Protecting Ourselves From Being Vulnerable

You probably tried your best to fit  in to some people and perhaps you are longing to make some friends with them. Unfortunately, no one seemed to care about you and you feel that you are an outcast, that they seemed not really care about you. Each of the effort that you did to please them did not work. And perhaps the reason why you want to please them is because you may like them.

Sometimes, things are one sided and the goods that you do are not appreciated and you are being overlooked with the things that you did for them. It creates questions to yourself that you might end up to say that is there something wrong with yourself. In this way, this is not an issue about giving or receiving.
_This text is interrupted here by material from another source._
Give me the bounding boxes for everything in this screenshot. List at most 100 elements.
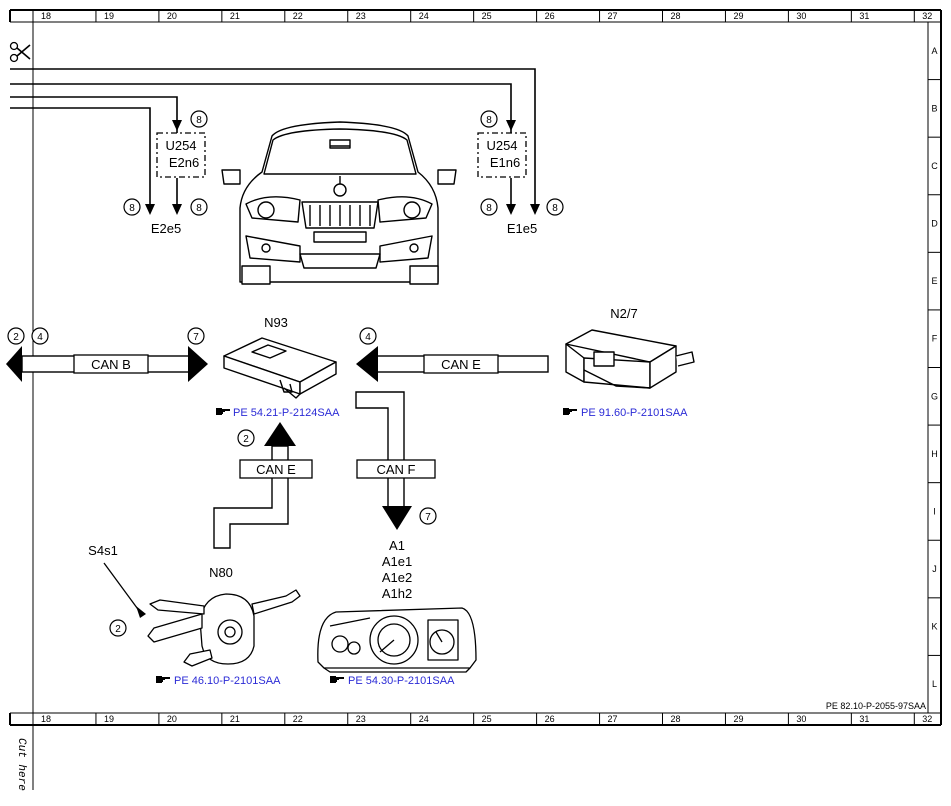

Not issue that you are a giver and should not expect anything when giving as what others insinuate.

There may be some different reasons of why they couldn't really come across your friendship, in spite of your goodness. But personally I wouldn't know these reasons are.

You are just being FLEXIBLE and you can always adjust to any kind of personality that you may have encountered.

But to the people who may seemed to be "choosy" perhaps they could not relate on you, and maybe they have a different likes they are looking for some criteria in order to fit in to their tastes.

Sometimes the friendship are being compromised in spite of having a "like-minded" or similarities with them. But we don't really know the reason behind.

And when you are practicing what is ought to dismantle your ego, you might probably think that sometimes if it is deemed necessarily, you may have to use your ego to shield yourself from being vulnerable. And this could be probably a good defense to protect own self.

So it's not always bad to say or do, when people doesn't like you, you can also dislike them. This is a normal actuation use as your own defense.